Maybe you need add this in the correct position, i added this in the last line, before ";"

Thank you for all the suggestions. We are having this issue with our adfs configuration using saml. web app works but all mobile apps nextcloud and nextcloud talk and desktop are not working. we get the same error access forbidden state token doest not match. currently, in nextcloud 19.0.1 funny enough it seems that it was working in nextcloud 18. Have tried the overwriteprotocol' => 'https' and it's not working either. Will keep troubleshooting and let you know if I find something.

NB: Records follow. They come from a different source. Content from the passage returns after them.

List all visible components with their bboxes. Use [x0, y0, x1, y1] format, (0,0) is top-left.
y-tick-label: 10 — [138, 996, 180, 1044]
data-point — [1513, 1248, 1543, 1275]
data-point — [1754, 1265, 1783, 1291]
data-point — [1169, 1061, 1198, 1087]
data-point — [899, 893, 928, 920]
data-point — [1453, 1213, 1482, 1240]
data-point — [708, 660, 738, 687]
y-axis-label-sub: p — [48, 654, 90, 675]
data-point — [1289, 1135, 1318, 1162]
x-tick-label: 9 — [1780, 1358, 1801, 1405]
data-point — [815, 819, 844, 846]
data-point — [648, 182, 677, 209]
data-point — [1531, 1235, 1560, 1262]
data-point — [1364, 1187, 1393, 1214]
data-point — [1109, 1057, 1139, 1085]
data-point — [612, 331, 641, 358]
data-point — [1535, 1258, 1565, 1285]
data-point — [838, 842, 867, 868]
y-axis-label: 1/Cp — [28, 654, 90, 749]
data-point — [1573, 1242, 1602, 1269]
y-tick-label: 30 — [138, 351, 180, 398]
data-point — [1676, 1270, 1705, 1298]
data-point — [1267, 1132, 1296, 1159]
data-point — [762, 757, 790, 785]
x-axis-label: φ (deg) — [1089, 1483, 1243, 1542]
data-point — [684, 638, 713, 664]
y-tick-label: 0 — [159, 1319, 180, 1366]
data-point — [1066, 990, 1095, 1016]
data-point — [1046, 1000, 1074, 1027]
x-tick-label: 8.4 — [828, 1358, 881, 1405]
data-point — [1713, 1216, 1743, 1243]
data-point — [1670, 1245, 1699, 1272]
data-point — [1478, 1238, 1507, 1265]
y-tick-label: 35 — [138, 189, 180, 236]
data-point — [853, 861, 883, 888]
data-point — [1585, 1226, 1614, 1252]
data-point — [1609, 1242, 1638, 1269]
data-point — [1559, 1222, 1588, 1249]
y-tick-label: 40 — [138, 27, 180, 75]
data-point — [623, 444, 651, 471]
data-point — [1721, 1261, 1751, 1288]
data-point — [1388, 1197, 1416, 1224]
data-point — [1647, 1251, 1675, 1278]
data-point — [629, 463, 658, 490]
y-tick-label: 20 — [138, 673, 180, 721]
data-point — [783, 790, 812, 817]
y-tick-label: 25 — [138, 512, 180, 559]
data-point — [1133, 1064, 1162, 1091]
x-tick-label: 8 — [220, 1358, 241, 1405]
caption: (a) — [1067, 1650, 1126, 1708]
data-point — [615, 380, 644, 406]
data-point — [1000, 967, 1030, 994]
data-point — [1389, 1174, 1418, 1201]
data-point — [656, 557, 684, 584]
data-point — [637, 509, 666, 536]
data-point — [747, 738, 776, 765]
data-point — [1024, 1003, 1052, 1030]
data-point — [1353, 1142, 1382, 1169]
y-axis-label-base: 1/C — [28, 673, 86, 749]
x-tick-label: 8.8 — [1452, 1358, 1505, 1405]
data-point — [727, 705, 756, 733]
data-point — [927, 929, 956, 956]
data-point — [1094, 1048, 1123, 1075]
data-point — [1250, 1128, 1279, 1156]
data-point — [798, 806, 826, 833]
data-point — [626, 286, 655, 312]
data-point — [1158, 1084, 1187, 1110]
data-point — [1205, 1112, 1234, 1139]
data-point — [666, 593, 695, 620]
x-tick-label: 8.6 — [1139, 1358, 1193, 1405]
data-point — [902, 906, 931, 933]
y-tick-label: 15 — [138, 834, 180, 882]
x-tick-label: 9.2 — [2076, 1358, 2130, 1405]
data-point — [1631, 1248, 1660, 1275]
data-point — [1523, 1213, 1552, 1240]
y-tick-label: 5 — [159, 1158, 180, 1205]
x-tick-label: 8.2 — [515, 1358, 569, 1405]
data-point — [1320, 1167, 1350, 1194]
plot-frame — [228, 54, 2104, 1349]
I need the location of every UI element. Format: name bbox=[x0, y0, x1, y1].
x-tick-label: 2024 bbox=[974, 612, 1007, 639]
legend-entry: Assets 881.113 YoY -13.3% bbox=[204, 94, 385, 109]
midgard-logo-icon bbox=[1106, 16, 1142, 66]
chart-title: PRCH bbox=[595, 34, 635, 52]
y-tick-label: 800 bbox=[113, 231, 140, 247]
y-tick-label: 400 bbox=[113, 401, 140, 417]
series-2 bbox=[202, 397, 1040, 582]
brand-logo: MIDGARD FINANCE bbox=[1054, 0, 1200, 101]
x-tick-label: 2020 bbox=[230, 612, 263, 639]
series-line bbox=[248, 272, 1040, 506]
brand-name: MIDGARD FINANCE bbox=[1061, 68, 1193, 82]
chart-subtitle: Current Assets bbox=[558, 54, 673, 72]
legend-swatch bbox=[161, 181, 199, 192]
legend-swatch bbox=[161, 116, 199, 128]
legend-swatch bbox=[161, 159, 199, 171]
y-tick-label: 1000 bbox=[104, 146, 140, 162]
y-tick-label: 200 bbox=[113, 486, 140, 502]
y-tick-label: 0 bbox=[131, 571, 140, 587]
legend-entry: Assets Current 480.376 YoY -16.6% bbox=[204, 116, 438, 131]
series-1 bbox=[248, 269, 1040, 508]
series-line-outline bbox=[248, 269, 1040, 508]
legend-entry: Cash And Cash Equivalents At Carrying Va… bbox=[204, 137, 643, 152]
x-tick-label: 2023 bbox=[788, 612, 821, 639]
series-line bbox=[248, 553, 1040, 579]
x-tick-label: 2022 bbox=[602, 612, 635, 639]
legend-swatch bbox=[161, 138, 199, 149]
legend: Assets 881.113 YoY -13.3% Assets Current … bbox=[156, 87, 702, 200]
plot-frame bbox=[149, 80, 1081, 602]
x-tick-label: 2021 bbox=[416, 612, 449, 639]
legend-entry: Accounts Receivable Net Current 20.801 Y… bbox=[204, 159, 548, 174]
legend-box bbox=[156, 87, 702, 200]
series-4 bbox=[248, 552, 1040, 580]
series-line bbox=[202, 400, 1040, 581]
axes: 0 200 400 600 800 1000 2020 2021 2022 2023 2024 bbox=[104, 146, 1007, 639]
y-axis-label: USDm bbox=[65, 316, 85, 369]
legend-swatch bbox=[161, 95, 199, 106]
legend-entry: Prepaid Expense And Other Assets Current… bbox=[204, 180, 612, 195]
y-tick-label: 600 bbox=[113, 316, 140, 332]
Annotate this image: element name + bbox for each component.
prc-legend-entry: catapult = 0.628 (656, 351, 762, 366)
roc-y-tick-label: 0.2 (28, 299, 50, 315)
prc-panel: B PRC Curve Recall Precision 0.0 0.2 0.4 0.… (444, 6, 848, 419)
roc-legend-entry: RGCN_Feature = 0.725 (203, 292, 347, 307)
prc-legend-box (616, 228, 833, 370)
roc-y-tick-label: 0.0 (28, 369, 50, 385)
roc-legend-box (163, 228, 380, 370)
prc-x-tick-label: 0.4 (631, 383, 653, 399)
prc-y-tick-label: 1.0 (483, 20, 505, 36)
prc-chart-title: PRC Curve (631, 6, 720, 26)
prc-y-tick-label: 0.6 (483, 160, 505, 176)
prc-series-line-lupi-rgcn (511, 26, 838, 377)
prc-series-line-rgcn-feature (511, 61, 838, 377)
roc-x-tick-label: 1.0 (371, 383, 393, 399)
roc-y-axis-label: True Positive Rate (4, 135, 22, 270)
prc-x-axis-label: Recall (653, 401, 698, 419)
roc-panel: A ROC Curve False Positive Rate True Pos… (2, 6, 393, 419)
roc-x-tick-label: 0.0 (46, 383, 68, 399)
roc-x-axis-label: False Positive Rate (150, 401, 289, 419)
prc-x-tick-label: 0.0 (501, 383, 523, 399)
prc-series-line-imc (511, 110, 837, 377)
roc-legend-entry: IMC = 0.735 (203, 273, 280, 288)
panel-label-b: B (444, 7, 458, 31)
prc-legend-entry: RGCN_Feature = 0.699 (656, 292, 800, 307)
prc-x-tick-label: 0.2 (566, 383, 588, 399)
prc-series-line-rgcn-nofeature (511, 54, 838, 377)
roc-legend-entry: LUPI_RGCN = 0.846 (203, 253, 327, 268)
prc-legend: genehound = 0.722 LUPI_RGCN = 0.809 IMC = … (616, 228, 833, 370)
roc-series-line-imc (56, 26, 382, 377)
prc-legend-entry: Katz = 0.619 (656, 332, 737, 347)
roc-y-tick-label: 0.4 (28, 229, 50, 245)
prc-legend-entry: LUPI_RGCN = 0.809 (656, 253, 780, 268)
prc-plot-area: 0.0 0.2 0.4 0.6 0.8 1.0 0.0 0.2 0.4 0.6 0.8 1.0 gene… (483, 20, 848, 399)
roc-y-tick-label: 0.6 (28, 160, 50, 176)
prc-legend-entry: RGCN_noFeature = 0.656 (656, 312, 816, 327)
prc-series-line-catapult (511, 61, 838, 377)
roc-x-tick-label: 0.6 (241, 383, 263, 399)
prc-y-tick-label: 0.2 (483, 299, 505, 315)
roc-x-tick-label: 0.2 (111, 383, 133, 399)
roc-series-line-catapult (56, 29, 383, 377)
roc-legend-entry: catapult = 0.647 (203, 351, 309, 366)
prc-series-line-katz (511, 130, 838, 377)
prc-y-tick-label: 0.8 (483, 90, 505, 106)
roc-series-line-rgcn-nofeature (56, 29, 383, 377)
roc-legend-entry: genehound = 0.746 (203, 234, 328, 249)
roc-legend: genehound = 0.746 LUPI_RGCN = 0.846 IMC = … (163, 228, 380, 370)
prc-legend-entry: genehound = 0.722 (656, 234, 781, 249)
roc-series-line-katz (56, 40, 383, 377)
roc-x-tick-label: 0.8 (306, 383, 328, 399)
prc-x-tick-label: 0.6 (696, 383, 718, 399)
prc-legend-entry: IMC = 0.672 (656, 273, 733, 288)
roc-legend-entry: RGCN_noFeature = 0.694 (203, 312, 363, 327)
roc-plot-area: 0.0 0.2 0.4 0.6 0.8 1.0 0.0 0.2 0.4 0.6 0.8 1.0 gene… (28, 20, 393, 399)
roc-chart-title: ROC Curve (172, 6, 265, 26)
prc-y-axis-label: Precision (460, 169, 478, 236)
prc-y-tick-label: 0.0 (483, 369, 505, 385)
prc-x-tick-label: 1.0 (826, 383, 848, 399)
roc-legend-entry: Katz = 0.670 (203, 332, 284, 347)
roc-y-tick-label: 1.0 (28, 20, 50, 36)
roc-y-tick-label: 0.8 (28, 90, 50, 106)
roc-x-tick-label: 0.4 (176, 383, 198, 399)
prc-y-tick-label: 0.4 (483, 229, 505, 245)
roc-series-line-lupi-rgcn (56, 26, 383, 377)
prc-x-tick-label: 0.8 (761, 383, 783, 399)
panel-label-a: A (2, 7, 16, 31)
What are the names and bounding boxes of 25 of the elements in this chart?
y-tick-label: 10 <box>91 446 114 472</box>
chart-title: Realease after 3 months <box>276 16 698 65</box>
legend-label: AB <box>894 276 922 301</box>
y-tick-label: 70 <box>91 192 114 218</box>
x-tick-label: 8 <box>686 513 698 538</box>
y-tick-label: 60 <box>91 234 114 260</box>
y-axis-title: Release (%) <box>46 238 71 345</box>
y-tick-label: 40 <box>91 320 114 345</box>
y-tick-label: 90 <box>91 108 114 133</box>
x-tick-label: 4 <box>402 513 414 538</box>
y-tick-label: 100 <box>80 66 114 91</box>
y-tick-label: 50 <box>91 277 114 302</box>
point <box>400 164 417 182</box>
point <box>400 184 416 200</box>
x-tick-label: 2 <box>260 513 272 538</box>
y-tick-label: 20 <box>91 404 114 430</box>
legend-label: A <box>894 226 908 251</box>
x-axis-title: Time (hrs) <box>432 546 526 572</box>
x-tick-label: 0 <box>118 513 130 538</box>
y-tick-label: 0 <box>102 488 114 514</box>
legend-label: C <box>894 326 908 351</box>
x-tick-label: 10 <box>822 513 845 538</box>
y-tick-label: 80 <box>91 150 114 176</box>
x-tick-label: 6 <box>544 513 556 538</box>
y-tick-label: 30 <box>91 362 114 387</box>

We hat previously set up SAML2 authentication against Microsofts AAD. I've tried different setups with NGINX as a proxy but in the end not one of the proposed solutions helped. Desktop and Web Logins both work without issues.

As a workaround: me and a coworker were still able to log in with a manually generated app-token. (via https://your.nextcloud-instance.tld/settings/user/security)

We hat previously set up SAML2 authentication against Microsofts AAD. I've tried different setups with NGINX as a proxy but in the end not one of the proposed solutions helped. Desktop and Web Logins both work without issues.

As a workaround: me and a coworker were still able to log in with a manually generated app-token. (via https://your.nextcloud-instance.tld/settings/user/security)

We‘re facing exactly the same problem with SAML2 against Microsofts AAD since we upgraded Nextcloud to version 19.

The thing is, I don't think that the authentication failed, I've tried this once and just clicked the 'back' button on the android app until the point where I was expecting the login-flow to start and ended up just being logged in.